Date: February 17, 2015
Time: 2:00 p.m. - 3:00 p.m.
Location: Engineering Quadrangle, Room J223
The Department of Mechanical and Aerospace Engineering presents “Wind Turbine Aerodynamics: Some History and Some Recent Advances” with Professor David Wood of the University of Calgary.
ABSTRACT
The contributions of the Russian scientist Nicholai Joukowsky to aerodymanics around the turn of the 20th century are not widely appreciated. For example, he and not Kutta, derived the Kutta-Joukowsky theorem for airfoil lift and he also independently derived the Betz limit on wind turbine power output. The talk will start with a review of some of Joukowsky’s work and then consider optimal wind turbine performance. This is usually done using Goldstein’s conformal mapping analysis which is complex and difficult to use.
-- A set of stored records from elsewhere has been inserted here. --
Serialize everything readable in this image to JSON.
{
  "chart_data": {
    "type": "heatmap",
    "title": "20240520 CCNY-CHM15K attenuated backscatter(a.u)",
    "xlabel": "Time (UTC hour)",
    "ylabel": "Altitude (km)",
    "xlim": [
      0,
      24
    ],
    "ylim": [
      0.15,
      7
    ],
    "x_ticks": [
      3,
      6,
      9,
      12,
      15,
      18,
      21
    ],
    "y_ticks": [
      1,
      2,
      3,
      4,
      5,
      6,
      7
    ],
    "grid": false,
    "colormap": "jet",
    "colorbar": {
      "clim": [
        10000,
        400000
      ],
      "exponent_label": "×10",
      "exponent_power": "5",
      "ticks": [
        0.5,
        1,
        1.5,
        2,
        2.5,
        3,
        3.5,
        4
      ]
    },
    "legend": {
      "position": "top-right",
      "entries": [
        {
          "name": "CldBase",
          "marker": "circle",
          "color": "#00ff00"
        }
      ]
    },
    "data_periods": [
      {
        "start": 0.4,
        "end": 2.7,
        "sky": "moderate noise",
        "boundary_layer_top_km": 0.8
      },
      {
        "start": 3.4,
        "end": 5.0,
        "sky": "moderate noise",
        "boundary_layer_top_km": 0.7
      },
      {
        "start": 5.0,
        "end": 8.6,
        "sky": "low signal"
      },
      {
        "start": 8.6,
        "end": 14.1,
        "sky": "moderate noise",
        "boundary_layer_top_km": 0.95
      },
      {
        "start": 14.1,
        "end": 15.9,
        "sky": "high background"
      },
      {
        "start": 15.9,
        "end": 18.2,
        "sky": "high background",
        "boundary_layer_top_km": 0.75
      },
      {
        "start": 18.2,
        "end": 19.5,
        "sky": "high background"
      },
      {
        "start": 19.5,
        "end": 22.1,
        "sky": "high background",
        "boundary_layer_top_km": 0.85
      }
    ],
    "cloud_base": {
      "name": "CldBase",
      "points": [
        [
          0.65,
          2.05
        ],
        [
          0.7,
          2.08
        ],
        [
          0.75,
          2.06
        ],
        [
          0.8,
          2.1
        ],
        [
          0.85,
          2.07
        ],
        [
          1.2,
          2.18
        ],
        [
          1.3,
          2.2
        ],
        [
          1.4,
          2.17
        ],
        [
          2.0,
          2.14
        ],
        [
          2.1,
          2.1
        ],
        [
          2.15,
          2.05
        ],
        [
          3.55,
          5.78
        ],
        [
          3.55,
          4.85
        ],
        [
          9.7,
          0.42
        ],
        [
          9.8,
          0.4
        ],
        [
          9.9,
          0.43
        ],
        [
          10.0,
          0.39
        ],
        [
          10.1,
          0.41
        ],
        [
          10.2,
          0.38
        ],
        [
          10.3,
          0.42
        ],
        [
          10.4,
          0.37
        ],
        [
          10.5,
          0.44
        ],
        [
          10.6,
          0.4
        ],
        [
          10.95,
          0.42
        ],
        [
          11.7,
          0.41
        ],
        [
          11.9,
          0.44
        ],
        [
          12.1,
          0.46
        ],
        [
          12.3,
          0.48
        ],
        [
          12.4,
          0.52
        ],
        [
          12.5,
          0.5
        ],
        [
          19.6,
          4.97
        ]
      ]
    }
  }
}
The biggest differences between optimal performance and the Betz-Joukowsky limit occur at low tip speed ratios. When this ratio is zero, i.e. the blades are stationary, the problem can be solved using classical lifting line analysis as developed by Munk and Prandtl for aircraft wings. The development of this analysis will be described, including current attempts to extend it to finite but small tip speed ratios.
BIO
David Wood has been the NSERC/ENMAX Professor of Renewable Energy at the University of Calgary since 2010. Previously he owned a company, Aerogenesis, that developed small wind turbine technology which he started after many years teaching at the University of Newcastle in Australia. He obtained his bachelors and masters degrees in Mechanical Engineering at the University of Sydney and his Ph.D. in aeronuatics from Imperial College, London. He is an editor of the journal Wind Engineering, and a member of the editorial board of Renewables: Water, Wind and Solar, a new Springer on-line journal.